C’era una volta un luogo oscuro, di giornaletti e commediacce, e poi il regno di un maschio vero, occhiali neri e odio per le donne. Vennero Panchine Rosse, e 25 Novembre. Nel tempo, arrivarono a 3500 e più, gli orfani per mano degli assassini di donne. E per riprogrammare i maschi, insegnando non violenza e comprensione, serve tutto, anche una serie Netflix.

Contro il patriarcato, con una satira feroce e aperta, per accogliere con ironia l’urgente cambio di paradigma nelle relazioni tra sessi. Campagna crossmediale, cast perfetto, doppia regia di Matteo Oleotto e Letizia Lamartire, e sceneggiatura di Furio Andreotti, Giulia Calenda e Ugo Ripamonti, le otto puntate di Maschi veri surfano agilmente tra politicamente corretto e becerume di genere, mostrando che anche chi si sforza di cambiare, deve affrontare ancora una maggioranza di trogloditi.
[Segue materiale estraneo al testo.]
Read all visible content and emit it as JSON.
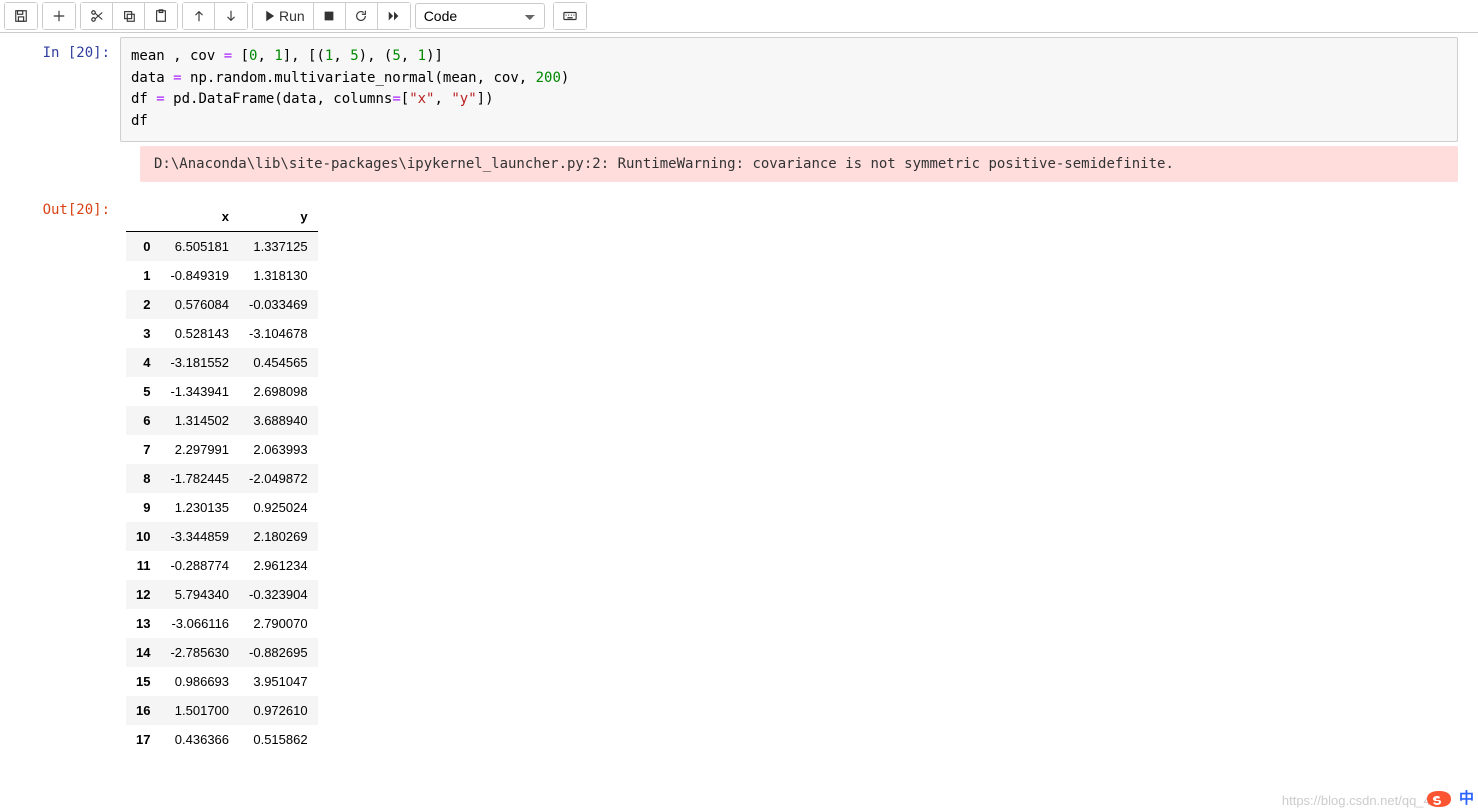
{
  "toolbar": {
    "run_label": "Run",
    "cell_type": "Code"
  },
  "cell": {
    "in_prompt": "In  [20]:",
    "out_prompt": "Out[20]:",
    "code_tokens": [
      [
        "",
        "mean",
        " ",
        ",",
        " ",
        "cov",
        " ",
        "=",
        " ",
        "[",
        "0",
        ",",
        " ",
        "1",
        "]",
        ",",
        " ",
        "[",
        "(",
        "1",
        ",",
        " ",
        "5",
        ")",
        ",",
        " ",
        "(",
        "5",
        ",",
        " ",
        "1",
        ")",
        "]"
      ],
      [
        "",
        "data",
        " ",
        "=",
        " ",
        "np",
        ".",
        "random",
        ".",
        "multivariate_normal",
        "(",
        "mean",
        ",",
        " ",
        "cov",
        ",",
        " ",
        "200",
        ")"
      ],
      [
        "",
        "df",
        " ",
        "=",
        " ",
        "pd",
        ".",
        "DataFrame",
        "(",
        "data",
        ",",
        " ",
        "columns",
        "=",
        "[",
        "\"x\"",
        ",",
        " ",
        "\"y\"",
        "]",
        ")"
      ],
      [
        "",
        "df"
      ]
    ],
    "code_classes": [
      [
        "",
        "",
        "",
        "",
        "",
        "",
        "",
        "op",
        "",
        "",
        "num",
        "",
        "",
        "num",
        "",
        "",
        "",
        "",
        "",
        "num",
        "",
        "",
        "num",
        "",
        "",
        "",
        "",
        "num",
        "",
        "",
        "num",
        "",
        "",
        ""
      ],
      [
        "",
        "",
        "",
        "op",
        "",
        "",
        "",
        "",
        "",
        "",
        "",
        "",
        "",
        "",
        "",
        "",
        "",
        "num",
        ""
      ],
      [
        "",
        "",
        "",
        "op",
        "",
        "",
        "",
        "",
        "",
        "",
        "",
        "",
        "",
        "op",
        "",
        "str",
        "",
        "",
        "str",
        "",
        ""
      ],
      [
        "",
        ""
      ]
    ],
    "warning": "D:\\Anaconda\\lib\\site-packages\\ipykernel_launcher.py:2: RuntimeWarning: covariance is not symmetric positive-semidefinite."
  },
  "df": {
    "columns": [
      "x",
      "y"
    ],
    "rows": [
      {
        "i": "0",
        "x": "6.505181",
        "y": "1.337125"
      },
      {
        "i": "1",
        "x": "-0.849319",
        "y": "1.318130"
      },
      {
        "i": "2",
        "x": "0.576084",
        "y": "-0.033469"
      },
      {
        "i": "3",
        "x": "0.528143",
        "y": "-3.104678"
      },
      {
        "i": "4",
        "x": "-3.181552",
        "y": "0.454565"
      },
      {
        "i": "5",
        "x": "-1.343941",
        "y": "2.698098"
      },
      {
        "i": "6",
        "x": "1.314502",
        "y": "3.688940"
      },
      {
        "i": "7",
        "x": "2.297991",
        "y": "2.063993"
      },
      {
        "i": "8",
        "x": "-1.782445",
        "y": "-2.049872"
      },
      {
        "i": "9",
        "x": "1.230135",
        "y": "0.925024"
      },
      {
        "i": "10",
        "x": "-3.344859",
        "y": "2.180269"
      },
      {
        "i": "11",
        "x": "-0.288774",
        "y": "2.961234"
      },
      {
        "i": "12",
        "x": "5.794340",
        "y": "-0.323904"
      },
      {
        "i": "13",
        "x": "-3.066116",
        "y": "2.790070"
      },
      {
        "i": "14",
        "x": "-2.785630",
        "y": "-0.882695"
      },
      {
        "i": "15",
        "x": "0.986693",
        "y": "3.951047"
      },
      {
        "i": "16",
        "x": "1.501700",
        "y": "0.972610"
      },
      {
        "i": "17",
        "x": "0.436366",
        "y": "0.515862"
      }
    ]
  },
  "watermark": "https://blog.csdn.net/qq_43",
  "lang": "中"
}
Né mancano affondi ironici alle nuove donne, nel generale disorientamento di una società che sta cambiando velocemente.

Nato dal format spagnolo Machos Alpha, il frizzante serial italiano meriterebbe una seconda stagione. Maschi veri, tra intimismo e grottesco, racconta il difficile passaggio di entrambi i sessi verso una nuova realtà sociale, mentre lo scardinamento di riferimenti indifendibili ha ripensato le relazioni umane.

Ed eccoli, i quattro quarantenni in crisi d’identità: il sensibile Mattia (Maurizio Lastrico) con ex moglie aggressiva (Nicole Grimaudo) e figlia adolescente (Alice Lupparelli); il maschilista Massimo (Matteo Martari) che rifiuta la propria sconfitta e il successo inatteso della fidanzata Daniela (Laura Adriani); l’ipocrita Riccardo (Francesco Montanari) spiazzato dalle proposte hot della compagna Ilenia (Sarah Felberbaum); e l’imbolsito autista di autobus Luigi (Pietro Sermonti), immune alle lusinghe della moglie- pantera Tiziana (Thony).

Cantando al karaoke “Quello che le donne non dicono” i maschi metteranno in scena un paradosso irrisolto: per sradicare il maschilismo tossico, l’unica sarebbe diventare... donne, ma resta difficile ritrovare un’identità nuova, più profonda. Così tra contraddizioni, fallimenti e bassezze nulla sembra più funzionare, tra uomini e donne: non lo sciovinismo, ma neanche il politicamente corretto, o i costosi corsi del guru progressista Corrado Fortuna. I rapporti, ormai a geometria variabile, sfumano in una generale inadeguatezza cui le nuove donne reagiscono con carattere, o emotività, laddove i maschi oppongono battute a vuoto e regressione, immersi in una piscina di paure, convenzioni, limiti. Maschi veri racconta senza sconti il patetico presente di ex predatori in disarmo, ma anche contrapposte fragilità, spie di un fallimento relazionale ampiamente generalizzato, tra chat sessiste e terremotate esistenze di coppia, dove la donna sessualmente libera sembra ancora un’eretica.

Di identitario c’è il lavoro, quando resta, e il gruppo del padel e la sua teoria di battutacce. Ma fuori dallo spogliatoio, la realtà delle relazioni resta in agguato, e nulla dà riparo, neppure cercare rapporti della durata di un click su Tinder. Nella difficoltà di riconoscere a ogni donna la libertà di esistere liberamente, si svela la nudità dei maschi, metafora crudele dell’assenza di identità e riferimenti, tra abiura di sé e modi sessisti duri a morire, mancata accettazione della trasformazione sociale e nostalgia del patriarcato. Crollato ogni schema, la parità di genere porta alla paralisi da panico, o alla fuga verso vite randagie, mentre persino lo scambismo diventa nemesi. Le donne, più consapevoli e risolute, attendono all’orizzonte che i maschi tornino a essere uomini.